A Doubt About It
When I was 19 and a student at Queensborough Community College, I’d visit my girlfriend Judy Greenberg on Staten Island where she lived with her boyfriend (yeah you read that right; ah, the sixties…) and on the wall beside her bed she’d scrawled these words:
I don’t know: Do people scrawl things on the wall anymore like we did? We grew up believing that the words of the prophets were written on the subway walls, and the tenement halls. But that’s another story.
Back to my point. The words struck me then as simplistic. But as you see, I never forgot them.
Before this, as a boy growing up** if I would state anything with conviction and my father was in the room, he’d invariably say:
But are you sure?
Which of course wasn’t a question at all, but like most questions, a disguised statement, namely: You’re wrong. And although he might have been right about that, he would ask this niggling little question so often and as a matter of course, that this image of him became rolled into a tape loop that plays on my subliminal YouTube…constantly.
So I think things through…and through. Over time, I’ve become the expert on the nuances of nuances. And invariably I doubt and second-guess myself. (At least I think I do. I’ll have to get back to you on that.) Maybe it’s my way of keeping him close by, but a doubting father is always standing right behind me, and so I go through life feeling like I’ve got no back up. And without that, having a backbone hasn’t come very easily.
My gut knows; my mind overrules.
So in the middle of a conflict with someone, I often feel on shaky ground, no matter how right my position may be. Because, well, how can I be sure?
I once went to a workshop where two men had a conflict and were put in the middle of the circle to sit facing each other to work it out. After a few minutes of this, the leader chose two other men to sit behind them and place their hand on each man’s back. I got the point right away. That’s the helping hand I never feel.

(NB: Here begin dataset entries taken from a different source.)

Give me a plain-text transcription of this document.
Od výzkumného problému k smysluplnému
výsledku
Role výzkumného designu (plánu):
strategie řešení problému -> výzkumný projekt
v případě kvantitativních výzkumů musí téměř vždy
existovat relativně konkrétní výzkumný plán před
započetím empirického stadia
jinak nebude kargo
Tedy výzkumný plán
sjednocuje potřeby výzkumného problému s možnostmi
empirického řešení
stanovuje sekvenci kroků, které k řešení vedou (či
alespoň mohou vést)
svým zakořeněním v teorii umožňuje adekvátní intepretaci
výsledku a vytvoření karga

Years later I did that Sterling Men’s Weekend I sometimes talk about, and in it Justin Sterling speaks of “becoming the man you always wanted to be”. For me it’s the kind of man who speaks his mind and says his piece, without having a doubt or giving a damn about what anyone else thinks of him. Total confidence. I think most men admire such a guy. One day I hope to be like that myself.
Oh I’m better than I used to be. More willing to speak up and disagree, voice my dissent; challenge another; assert myself and pull my punches less. But although I may appear self-assured, inside I’m insecure, with an internal little kid who’s always afraid that he’s wrong yet again and is about to be put in his place.
So I might tend to make a statement and then say, “But on the other hand…”
And while it’s good to have come of age in these complex times with a head that questions everything, including itself, it’s also been debilitating. Yes, doubt, along with its step-brother skepticism, can help me see both sides to every story, which can come in handy in the consulting room, especially when treating couples (as my wife likes to say, “There’s his side; her side; and the truth”). But it’s one thing to be able to see another’s bullshit, or admit my own; it’s quite another to find myself at times lacking the courage of my convictions.
These times call for both — questioning and conviction. This is the difference between Republicans and Democrats. The elephants in the room are cocksure of themselves, say what they mean, and mean what they say. (Omitting Mitt, that is.) You can count on them to do exactly what they say they will do. And be dead wrong. The jackasses, on the other hand, can see the other guy’s point of view, understand and empathize, and question everything, including themselves. They tend to be right, but almost entirely ineffectual.
And I know all this to be true. But am I sure?
Actually, yes. I’m getting tired of these old mental habits. Thank God.
Uh, there is a God, right?
** When asked where I grew up, I like to say, “I was raised in Great Neck; I grew up when I left”.